Nathalie se rapprocha du mur et posa sa main sur la pierre. Elle sentit ses rugosités s’imprimer sur sa peau, telles des amorces de tentacules qui voudraient plonger dans ce réceptacle vivant qui s’offrait comme support de leurs mémoires. Nathalie aimait l’Histoire – comme elle aimait tout – mais ce qui l’intéressait, ce n’étaient pas les faits tels quels, mais bien ce qu’ils contenaient d’humain, ce qu’ils pouvaient révéler sur les hommes et les femmes vivants, et leurs passages à travers les siècles. Elle était à la recherche des traces humaines pour se mettre en communication avec cette chaîne continue des générations.

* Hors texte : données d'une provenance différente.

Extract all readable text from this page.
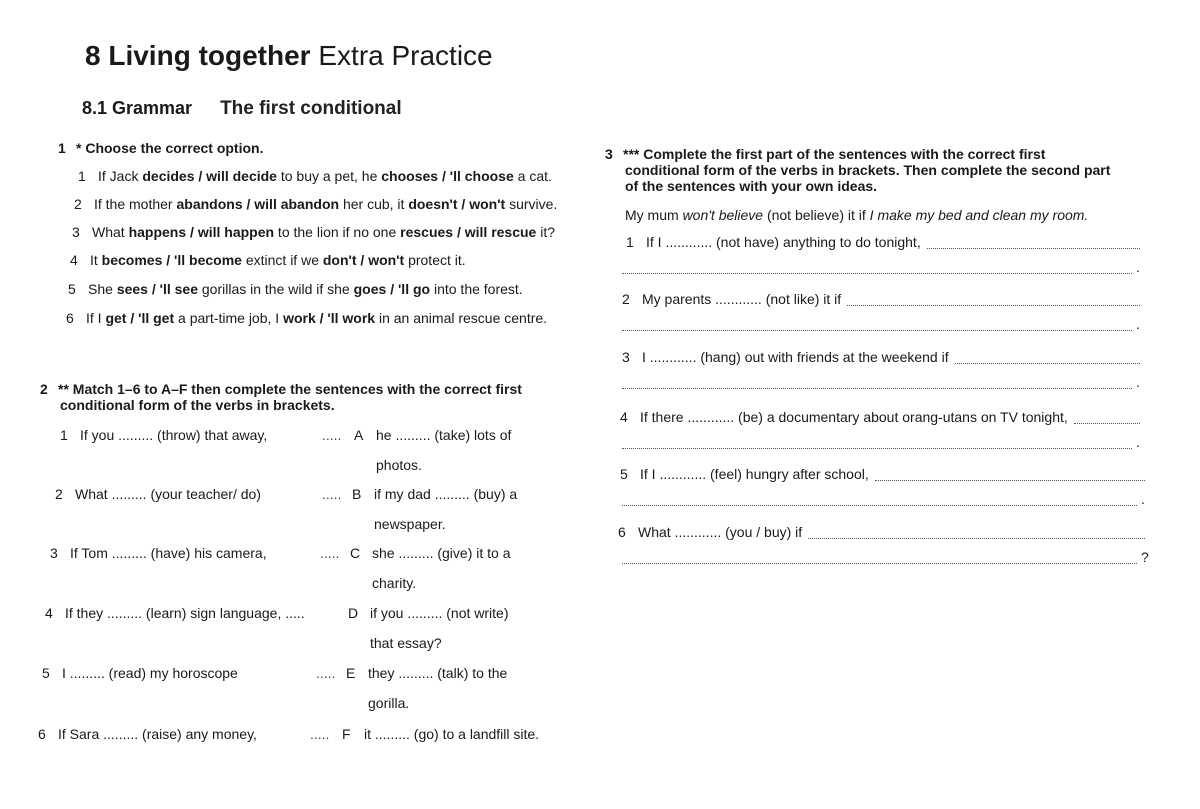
8 Living together Extra Practice
8.1 Grammar The first conditional
1 * Choose the correct option.
1 If Jack decides / will decide to buy a pet, he chooses / 'll choose a cat.
2 If the mother abandons / will abandon her cub, it doesn't / won't survive.
3 What happens / will happen to the lion if no one rescues / will rescue it?
4 It becomes / 'll become extinct if we don't / won't protect it.
5 She sees / 'll see gorillas in the wild if she goes / 'll go into the forest.
6 If I get / 'll get a part-time job, I work / 'll work in an animal rescue centre.
2 ** Match 1–6 to A–F then complete the sentences with the correct first
conditional form of the verbs in brackets.
1 If you ......... (throw) that away,
2 What ......... (your teacher/ do)
3 If Tom ......... (have) his camera,
4 If they ......... (learn) sign language, .....
5 I ......... (read) my horoscope
6 If Sara ......... (raise) any money,
..... A he ......... (take) lots of
photos.
..... B if my dad ......... (buy) a
newspaper.
..... C she ......... (give) it to a
charity.
D if you ......... (not write)
that essay?
..... E they ......... (talk) to the
gorilla.
..... F it ......... (go) to a landfill site.
3 *** Complete the first part of the sentences with the correct first
conditional form of the verbs in brackets. Then complete the second part
of the sentences with your own ideas.
My mum won't believe (not believe) it if I make my bed and clean my room.
1 If I ............ (not have) anything to do tonight,
.
2 My parents ............ (not like) it if
.
3 I ............ (hang) out with friends at the weekend if
.
4 If there ............ (be) a documentary about orang-utans on TV tonight,
.
5 If I ............ (feel) hungry after school,
.
6 What ............ (you / buy) if
?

Leur dialogue et leurs réflexions furent interrompus par l’arrivée du garçon qui leur présenta le menu. Nathalie, dont le choix avait été arrêté même avant d’entrer, le posa à côté de son assiette et regarda Stefan étudier le sien.
« Tu manges le poisson cru, toi, demanda Nathalie.
– Je n’ai jamais essayé, mais j’aimerais bien. De toute façon, j’adore le saumon. Je crois que je vais prendre le carpaccio comme entrée et ensuite le pavé.
– Tu sais, il y a des gens que cela dégoûte, le poisson cru.
– Si tu le dis, répliqua Stefan en souriant, mais je ne vais pas augmenter leur nombre. »
Ils passèrent leur commande au garçon qui, avant de de retirer, demanda ce qu’il pouvait leur apporter comme boisson.
« Du vin blanc pour accompagner le poisson, ça te dit ? »
Nathalie n’y trouva rien à redire, et le garçon, la commande complétée par le choix du vin, se retira pour les rendre à leur intimité. Les mains, qui s’étaient timidement retirées pour feuilleter le menu, en profitèrent pour se rapprocher, tandis que la lumière de la bougie faisait briller leurs yeux, telles des braises au fond d’un abîme.
Tout d’un coup, Nathalie se leva :
« Je reviens tout de suite. »
Elle se pencha légèrement, posa un bisou sur la joue de son amant, et partit en direction des toilettes. Stefan, la tête posée sur les doigts de ses mains croisées, la suivit du regard. Il la vit descendre l’escalier, à côté du comptoir, et imagina entendre les marches craquer sous son poids. À mesure qu’il la vit disparaître, des images montaient dans sa tête qui le ramenaient en arrière. Il se revit en Bretagne.